Selon le plus récent bilan de Santé Québec Estrie – CHUS sur les maladies transmises par les tiques, il y a eu 424 cas rapportés de maladie de Lyme en Estrie en 2025, contre 343 cas l’an dernier.

Cette maladie transmise par la tique à pattes noires est en progression dans la région depuis 2011.

«La hausse n’est pas surprenante. Ça témoigne de la densité de tics dans nos régions, mais aussi le fait que les étés sont plus longs», explique Dre Geneviève Baron, médecin-conseil à la direction de santé publique de l’Estrie.

«Les périodes où on peut aller dehors et s’exposer aux tiques sont plus longues».

Dre Baron précise que les médecins de la région sont aujourd’hui mieux outillés pour détecter la maladie de Lyme, ce qui peut contribuer à la hausse des cas rapportés.

L’Estrie représente 42 % de tous les cas de maladie de Lyme au Québec. Dans la région, les réseaux locaux de service (RLS) de la Pommeraie et de la Haute-Yamaska sont les plus affectés. Les deux régions comptent pour respectivement 41 % et 36 % des cas estriens.

Un traitement efficace

Au premier stade de la maladie de Lyme, le symptôme le plus courant est une rougeur autour de la piqûre de la tique. La rougeur peut atteindre un diamètre de cinq centimètres et s’accompagner d’autres symptômes, comme de la fièvre, de la fatigue et des maux de tête.

Exemple de rougeur provoqué par la maladie de Lyme après une piqûre de tique.

Près de 63 % des cas en Estrie sont traités à ce stade-ci de la maladie.

«Je trouve que c’est une bonne nouvelle parce que c’est le stade de la maladie où le traitement est le moins complexe et fonctionne très bien», dit la Dre Baron.

Une personne soupçonnant s’être fait piquer par une tique peut appeler Info-Santé au 811 pour savoir si elle peut recevoir de son pharmacien une dose préventive d’antibiotique.

À l’apparition des premiers symptômes, il est possible de consulter son médecin de famille pour obtenir le traitement contre la maladie.

Une maladie de Lyme non traitée peut éventuellement causer des symptômes plus graves, comme des troubles cardiaques, des atteintes au système nerveux ou de l’arthrite. Selon la Dre Baron, les hospitalisations sont rarissimes, surtout si la maladie est traitée rapidement. En 2025, il y a eu seulement 18 hospitalisations en Estrie en lien avec la maladie de Lyme.
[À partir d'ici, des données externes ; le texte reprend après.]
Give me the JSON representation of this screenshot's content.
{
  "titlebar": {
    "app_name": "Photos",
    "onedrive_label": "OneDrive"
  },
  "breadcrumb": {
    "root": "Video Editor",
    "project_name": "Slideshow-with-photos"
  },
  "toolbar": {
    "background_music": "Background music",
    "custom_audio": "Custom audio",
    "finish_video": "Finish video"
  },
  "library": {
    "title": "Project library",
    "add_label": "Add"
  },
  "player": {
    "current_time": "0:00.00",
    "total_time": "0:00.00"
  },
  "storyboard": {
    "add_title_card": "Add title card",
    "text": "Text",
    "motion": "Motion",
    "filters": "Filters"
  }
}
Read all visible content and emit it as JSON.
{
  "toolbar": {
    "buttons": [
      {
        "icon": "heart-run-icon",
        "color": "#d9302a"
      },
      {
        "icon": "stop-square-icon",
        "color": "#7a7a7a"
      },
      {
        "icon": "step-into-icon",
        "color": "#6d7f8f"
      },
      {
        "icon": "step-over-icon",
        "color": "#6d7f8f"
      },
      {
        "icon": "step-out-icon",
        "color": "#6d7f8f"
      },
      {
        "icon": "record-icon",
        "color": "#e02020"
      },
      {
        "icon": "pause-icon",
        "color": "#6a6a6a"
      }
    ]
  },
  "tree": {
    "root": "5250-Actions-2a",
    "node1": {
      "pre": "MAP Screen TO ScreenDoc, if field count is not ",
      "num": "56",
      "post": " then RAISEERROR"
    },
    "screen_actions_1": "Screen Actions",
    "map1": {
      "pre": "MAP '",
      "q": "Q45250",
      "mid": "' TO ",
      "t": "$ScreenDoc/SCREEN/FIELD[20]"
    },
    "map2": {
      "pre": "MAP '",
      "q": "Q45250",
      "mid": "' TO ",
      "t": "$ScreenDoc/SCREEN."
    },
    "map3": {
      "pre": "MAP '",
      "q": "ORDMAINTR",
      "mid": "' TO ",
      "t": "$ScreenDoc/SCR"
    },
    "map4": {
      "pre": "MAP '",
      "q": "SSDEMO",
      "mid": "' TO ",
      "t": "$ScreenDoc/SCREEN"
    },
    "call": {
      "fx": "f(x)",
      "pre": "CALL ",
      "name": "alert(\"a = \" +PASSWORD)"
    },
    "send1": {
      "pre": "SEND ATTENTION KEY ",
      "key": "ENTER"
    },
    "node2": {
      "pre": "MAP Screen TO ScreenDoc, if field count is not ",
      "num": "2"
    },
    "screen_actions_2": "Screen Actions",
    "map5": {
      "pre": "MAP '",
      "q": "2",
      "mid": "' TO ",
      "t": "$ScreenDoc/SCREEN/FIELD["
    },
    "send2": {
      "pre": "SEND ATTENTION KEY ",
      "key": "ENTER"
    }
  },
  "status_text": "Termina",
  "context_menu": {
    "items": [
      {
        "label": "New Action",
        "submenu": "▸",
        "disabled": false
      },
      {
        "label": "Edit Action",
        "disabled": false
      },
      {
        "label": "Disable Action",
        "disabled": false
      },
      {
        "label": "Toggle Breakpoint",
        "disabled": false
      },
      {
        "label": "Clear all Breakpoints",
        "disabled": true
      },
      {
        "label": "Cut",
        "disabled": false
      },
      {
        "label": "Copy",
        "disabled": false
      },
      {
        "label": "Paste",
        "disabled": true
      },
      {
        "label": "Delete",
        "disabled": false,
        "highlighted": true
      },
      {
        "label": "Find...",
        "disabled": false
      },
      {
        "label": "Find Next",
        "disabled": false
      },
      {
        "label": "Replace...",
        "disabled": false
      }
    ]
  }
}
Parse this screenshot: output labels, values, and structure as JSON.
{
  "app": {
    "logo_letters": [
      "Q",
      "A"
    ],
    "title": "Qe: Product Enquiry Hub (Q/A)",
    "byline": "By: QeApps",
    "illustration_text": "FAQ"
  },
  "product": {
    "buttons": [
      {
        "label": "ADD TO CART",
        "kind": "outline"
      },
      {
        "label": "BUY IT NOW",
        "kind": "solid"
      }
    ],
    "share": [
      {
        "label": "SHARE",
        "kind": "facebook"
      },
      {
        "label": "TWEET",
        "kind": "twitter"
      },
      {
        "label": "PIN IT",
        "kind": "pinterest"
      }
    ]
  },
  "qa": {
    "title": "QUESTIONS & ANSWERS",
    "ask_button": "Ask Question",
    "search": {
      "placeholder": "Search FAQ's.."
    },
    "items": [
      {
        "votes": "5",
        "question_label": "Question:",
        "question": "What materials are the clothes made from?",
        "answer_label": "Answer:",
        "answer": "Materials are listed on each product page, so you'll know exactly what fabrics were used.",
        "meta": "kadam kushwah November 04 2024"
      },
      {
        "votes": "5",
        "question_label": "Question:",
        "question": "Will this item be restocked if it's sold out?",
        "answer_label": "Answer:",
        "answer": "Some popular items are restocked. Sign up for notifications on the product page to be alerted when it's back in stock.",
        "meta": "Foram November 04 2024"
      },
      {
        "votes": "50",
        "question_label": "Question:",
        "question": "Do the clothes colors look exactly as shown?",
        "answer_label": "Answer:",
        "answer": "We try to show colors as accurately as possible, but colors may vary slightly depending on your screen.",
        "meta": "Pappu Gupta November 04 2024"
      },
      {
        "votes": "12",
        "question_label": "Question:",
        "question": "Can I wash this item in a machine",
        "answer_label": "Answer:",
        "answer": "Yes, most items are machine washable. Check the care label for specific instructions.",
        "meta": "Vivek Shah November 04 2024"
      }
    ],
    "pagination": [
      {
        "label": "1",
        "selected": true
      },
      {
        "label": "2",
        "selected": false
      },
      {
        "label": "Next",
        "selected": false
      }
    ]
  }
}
Quelques mesures de précaution

La Dre Geneviève baron admet qu’un changement d’habitudes est de mise pour que la population estrienne limite les risques liés à la maladie durant les activités extérieures.

«C’est un peu comme le soleil. On a appris qu’on doit mettre de la crème solaire quand on va dehors. On doit maintenant ajouter d’autres comportements», explique-t-elle.

L’experte recommande le port de vêtements longs et l’application de chasse-moustique.

Il est également recommandé de s’inspecter après une sortie en plein air pour y déceler la présence de tiques. Une douche ou un bain après l’activité permet généralement de les déloger.

Enfin, il est possible de réfléchir à l’aménagement de son terrain pour limiter l’exposition aux tiques dans sa propre cour.

«Les tiques, ce qu’il faut se rappeler, c’est que ça l’aime l’humidité, indique Dre Baron. Ça se tient dans les amas de feuilles, dans les boisés».

«Quand on a un terrain dont on veut profiter, l’idée c’est d’avoir des aires ou des zones où on va essayer que ça soit le moins favorable possible aux tiques».

La médecin recommande, par exemple, de placer son mobilier extérieur loin des boisés et des herbes hautes.

D’autres maladies émergentes

En plus de la maladie de Lyme, d’autres maladies émergentes transmises par les tiques ont été rapportées dans la région.

Il y a eu 51 cas d’anaplasmose en Estrie l’an dernier, soit le double par rapport à l’an dernier.

«C’est une maladie qui est émergente en Estrie depuis 2021», souligne Dre Baron.

Santé Québec Estrie – CHUS estime qu’entre 14 et 27% des tiques à pattes noires en Estrie sont porteuses de la maladie de Lyme. Cette proportion est de 3% pour l’anaplasmose.